As to the format of the show, like most local children's shows Showtime aired cartoon shorts. While Crusader Rabbit would prove very successful (indeed, a second series would be produced in 1957), it would be many, many years before television would see its next cartoon made expressly for the medium. As early as 1947 animated shorts produced by the Van Beuren Studios (which had been out of business for nearly twenty years) were shown on DuMont's Small Fry Club (also known as Movies for Small Fry). According to Hi There, Boys and Girls, it ended its run in 1985 after thirty years on the air. Indeed, it would be several years after the advent of regularly scheduled network broadcasts that cartoons would become the dominant form of entertainment for children. The classic Warner Brothers cartoons often featured double entendres and pop culture references that could only be appreciated by adults, while the Fleischer Studio's pre-Code Betty Boop cartoons could be downright racy even by today's standards. While https://pcgameinfos.com/category/hints of these shows would also appeal to children (The Beverly Hillbillies, Gilligan's Island, and so on), the fact remains that they were originally made for adults.

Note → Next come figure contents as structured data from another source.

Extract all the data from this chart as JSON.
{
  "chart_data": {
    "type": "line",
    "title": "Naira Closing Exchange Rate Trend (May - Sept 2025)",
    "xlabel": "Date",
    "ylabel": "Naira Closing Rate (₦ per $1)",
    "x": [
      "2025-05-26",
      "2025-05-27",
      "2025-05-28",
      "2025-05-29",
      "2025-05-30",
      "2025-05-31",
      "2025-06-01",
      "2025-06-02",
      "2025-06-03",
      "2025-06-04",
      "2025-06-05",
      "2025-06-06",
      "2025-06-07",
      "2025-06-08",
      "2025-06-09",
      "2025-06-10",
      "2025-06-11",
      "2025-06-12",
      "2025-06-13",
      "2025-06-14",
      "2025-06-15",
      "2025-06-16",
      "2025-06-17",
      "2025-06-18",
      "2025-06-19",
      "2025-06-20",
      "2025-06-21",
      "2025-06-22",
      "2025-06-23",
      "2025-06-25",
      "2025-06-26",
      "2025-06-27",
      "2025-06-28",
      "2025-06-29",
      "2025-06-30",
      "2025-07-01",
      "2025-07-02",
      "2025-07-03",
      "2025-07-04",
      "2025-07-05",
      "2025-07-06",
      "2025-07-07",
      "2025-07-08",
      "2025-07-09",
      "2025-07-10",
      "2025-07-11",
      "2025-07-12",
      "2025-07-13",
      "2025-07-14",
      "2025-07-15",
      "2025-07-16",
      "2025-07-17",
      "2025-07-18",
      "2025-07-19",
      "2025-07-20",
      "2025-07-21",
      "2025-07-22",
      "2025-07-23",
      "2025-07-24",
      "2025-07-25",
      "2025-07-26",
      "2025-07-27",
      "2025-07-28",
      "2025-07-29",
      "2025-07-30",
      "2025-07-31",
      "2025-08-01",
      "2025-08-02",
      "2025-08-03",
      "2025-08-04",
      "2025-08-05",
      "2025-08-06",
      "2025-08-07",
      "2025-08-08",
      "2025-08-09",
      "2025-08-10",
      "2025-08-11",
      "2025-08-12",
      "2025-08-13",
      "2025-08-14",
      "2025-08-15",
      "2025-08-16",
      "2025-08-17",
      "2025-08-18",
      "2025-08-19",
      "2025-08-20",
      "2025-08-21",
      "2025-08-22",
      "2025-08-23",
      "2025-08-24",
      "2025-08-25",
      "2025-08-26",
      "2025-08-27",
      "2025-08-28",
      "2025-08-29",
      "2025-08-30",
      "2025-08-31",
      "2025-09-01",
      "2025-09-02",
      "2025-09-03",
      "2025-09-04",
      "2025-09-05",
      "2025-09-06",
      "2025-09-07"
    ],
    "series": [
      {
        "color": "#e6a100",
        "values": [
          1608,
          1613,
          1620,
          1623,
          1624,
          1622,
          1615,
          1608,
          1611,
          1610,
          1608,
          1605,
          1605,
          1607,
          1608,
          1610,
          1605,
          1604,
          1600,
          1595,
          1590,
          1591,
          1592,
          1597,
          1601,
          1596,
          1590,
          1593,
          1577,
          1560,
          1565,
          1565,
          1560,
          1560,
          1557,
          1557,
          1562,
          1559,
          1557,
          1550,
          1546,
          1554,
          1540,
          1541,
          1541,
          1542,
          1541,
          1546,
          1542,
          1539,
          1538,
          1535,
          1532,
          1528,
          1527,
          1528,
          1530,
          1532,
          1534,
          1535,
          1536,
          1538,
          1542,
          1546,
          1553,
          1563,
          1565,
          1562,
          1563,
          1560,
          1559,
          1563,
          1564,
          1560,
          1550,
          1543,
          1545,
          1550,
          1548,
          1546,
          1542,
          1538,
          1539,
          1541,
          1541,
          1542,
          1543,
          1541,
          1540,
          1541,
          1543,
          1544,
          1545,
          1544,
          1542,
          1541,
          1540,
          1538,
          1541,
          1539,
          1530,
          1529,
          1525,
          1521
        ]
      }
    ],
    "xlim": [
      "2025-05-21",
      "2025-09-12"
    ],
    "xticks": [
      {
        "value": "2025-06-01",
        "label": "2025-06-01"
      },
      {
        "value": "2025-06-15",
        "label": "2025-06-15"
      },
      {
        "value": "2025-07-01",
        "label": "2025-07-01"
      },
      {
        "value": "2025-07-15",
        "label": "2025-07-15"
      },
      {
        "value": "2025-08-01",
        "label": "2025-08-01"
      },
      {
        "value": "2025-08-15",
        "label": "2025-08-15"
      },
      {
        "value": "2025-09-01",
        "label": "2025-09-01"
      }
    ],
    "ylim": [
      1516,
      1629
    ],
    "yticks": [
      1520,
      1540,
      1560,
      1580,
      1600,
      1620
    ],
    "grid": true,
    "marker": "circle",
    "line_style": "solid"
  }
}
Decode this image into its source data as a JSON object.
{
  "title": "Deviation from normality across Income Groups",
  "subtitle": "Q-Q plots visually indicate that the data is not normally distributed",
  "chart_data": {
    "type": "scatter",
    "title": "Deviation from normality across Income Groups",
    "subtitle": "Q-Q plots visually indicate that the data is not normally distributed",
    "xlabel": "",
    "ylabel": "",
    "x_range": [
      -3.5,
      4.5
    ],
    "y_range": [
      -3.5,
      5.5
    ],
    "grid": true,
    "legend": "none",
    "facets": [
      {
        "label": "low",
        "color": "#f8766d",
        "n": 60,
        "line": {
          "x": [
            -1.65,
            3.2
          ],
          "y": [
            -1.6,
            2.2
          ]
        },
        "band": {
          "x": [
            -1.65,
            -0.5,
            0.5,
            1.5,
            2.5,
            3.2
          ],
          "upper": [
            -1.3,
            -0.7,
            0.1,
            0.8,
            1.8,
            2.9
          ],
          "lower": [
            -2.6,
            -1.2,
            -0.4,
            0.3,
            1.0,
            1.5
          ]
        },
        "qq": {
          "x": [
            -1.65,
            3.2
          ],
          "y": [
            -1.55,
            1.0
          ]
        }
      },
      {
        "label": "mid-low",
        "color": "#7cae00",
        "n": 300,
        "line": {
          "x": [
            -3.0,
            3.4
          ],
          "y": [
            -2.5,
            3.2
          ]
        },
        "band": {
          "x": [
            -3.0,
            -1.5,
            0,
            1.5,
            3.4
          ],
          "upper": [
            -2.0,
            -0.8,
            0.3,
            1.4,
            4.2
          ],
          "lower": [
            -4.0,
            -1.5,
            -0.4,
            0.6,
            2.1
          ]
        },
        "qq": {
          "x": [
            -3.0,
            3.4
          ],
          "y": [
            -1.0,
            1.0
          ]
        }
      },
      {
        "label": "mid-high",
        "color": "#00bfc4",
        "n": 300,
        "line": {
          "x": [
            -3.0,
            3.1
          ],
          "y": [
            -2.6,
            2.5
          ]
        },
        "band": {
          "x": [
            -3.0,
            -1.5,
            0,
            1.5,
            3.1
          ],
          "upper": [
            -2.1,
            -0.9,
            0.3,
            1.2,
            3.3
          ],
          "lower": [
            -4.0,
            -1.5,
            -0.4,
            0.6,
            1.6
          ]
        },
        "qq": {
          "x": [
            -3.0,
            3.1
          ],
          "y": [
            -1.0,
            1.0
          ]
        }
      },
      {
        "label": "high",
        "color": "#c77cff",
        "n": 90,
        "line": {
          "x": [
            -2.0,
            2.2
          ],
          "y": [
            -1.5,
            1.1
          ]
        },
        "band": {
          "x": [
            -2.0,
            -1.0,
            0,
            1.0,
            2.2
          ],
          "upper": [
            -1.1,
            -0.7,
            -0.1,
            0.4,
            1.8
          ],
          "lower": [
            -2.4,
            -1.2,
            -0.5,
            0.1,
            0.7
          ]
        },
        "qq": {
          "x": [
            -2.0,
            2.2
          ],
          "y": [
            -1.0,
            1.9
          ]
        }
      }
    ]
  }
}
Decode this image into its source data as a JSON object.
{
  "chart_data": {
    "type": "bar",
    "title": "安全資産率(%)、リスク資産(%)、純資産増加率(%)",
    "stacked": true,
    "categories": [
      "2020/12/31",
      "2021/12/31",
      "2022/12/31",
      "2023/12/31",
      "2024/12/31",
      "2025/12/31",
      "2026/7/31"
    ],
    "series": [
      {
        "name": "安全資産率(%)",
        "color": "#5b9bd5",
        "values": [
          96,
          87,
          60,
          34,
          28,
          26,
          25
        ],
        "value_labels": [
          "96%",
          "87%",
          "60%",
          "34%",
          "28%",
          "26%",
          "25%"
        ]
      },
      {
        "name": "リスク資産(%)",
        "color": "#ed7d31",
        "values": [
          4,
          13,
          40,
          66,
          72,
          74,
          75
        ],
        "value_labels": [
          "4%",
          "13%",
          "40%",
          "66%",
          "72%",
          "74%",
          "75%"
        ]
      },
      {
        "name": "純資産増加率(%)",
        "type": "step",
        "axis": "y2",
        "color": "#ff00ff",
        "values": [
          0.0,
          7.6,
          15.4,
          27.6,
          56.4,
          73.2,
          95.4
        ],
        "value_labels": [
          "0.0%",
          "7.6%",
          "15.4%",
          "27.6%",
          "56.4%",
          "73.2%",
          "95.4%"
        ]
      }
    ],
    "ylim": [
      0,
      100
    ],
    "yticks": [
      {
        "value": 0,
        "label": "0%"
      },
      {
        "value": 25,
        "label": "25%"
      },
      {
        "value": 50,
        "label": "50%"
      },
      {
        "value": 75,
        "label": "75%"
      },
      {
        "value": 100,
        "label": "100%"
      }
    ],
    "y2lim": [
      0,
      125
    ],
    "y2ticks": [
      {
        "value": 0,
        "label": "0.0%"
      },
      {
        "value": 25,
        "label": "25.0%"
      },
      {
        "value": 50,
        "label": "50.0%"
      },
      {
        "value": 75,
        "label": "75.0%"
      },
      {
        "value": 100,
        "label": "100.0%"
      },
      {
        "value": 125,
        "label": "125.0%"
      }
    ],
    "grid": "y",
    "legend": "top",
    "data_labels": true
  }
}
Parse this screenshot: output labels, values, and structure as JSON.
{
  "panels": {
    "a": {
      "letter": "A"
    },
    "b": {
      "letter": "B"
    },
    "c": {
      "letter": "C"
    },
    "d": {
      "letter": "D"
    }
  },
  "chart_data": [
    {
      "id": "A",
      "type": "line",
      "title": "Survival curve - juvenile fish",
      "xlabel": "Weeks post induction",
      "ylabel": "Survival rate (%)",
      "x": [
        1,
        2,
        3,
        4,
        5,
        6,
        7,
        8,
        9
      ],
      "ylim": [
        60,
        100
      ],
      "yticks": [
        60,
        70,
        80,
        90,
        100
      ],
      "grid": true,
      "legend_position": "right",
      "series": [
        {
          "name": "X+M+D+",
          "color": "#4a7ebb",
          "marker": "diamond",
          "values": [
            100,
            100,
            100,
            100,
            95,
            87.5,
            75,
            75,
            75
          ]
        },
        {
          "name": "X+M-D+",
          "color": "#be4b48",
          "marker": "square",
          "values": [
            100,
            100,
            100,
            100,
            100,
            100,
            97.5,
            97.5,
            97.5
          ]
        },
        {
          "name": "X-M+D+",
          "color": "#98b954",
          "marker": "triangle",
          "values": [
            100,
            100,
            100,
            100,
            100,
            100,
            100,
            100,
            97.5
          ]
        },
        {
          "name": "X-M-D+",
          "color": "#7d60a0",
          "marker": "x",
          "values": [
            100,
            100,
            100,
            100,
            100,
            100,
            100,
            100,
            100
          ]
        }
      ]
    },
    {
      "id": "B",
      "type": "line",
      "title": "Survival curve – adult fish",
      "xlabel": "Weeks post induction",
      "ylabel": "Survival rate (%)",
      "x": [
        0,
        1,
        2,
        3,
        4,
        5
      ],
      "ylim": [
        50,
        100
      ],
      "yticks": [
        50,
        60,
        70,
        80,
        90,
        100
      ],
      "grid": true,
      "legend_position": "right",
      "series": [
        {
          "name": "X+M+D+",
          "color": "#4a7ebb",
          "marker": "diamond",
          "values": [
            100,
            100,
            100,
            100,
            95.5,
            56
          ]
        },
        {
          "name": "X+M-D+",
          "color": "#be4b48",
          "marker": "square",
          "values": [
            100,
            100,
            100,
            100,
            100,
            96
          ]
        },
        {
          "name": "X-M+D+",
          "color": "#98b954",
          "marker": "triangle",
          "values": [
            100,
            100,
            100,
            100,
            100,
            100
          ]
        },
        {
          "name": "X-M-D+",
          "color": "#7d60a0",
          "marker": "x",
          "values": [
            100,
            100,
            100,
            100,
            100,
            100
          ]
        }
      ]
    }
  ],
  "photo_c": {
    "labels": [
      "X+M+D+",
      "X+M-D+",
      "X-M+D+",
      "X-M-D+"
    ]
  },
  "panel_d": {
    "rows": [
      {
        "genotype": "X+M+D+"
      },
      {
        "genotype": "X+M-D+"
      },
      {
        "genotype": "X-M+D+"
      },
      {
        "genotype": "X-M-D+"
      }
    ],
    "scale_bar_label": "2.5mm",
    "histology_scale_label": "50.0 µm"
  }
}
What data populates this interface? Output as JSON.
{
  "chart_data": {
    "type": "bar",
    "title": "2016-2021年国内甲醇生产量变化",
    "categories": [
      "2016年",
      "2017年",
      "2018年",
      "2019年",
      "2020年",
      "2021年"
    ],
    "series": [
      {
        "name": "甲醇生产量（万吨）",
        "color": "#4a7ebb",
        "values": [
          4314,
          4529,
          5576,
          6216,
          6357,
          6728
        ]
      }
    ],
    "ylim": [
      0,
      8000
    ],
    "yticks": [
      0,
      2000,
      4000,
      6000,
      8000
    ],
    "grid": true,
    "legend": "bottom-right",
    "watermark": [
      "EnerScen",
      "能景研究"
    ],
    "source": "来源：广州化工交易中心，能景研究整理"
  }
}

While KOMU would have little success with children's show, KHQA, Channel 7, in Quincy would have considerably more. The Cactus Club ran on KHQA until 1961, then moved to WGEM, Channel 10, in Quincy until May 1971. Like Bill Raliff and Showtime, Cactus Jim has fans to this day. fortnite aimbot think this may be inaccurate, as I remember it going off the air in 1981 or 1982, when it was replaced by reruns of Dallas. Since each one takes a 1-3 weeks to get depending on your level and stable of monsters, I'm going to try and help you decide which monster is worth second awakening. But we are going to see about the Best PS3 Emulator that is currently available. The Seventies and Eighties would see the beginning of another factor in the demise of local children's shows, that of syndicated talk shows as such as The Merv Griffin Show and The Phil Donahue Show, and still later Oprah and Geraldo. Given the sheer number of local children's television shows, it would be impossible to discuss even a fraction of them in one post.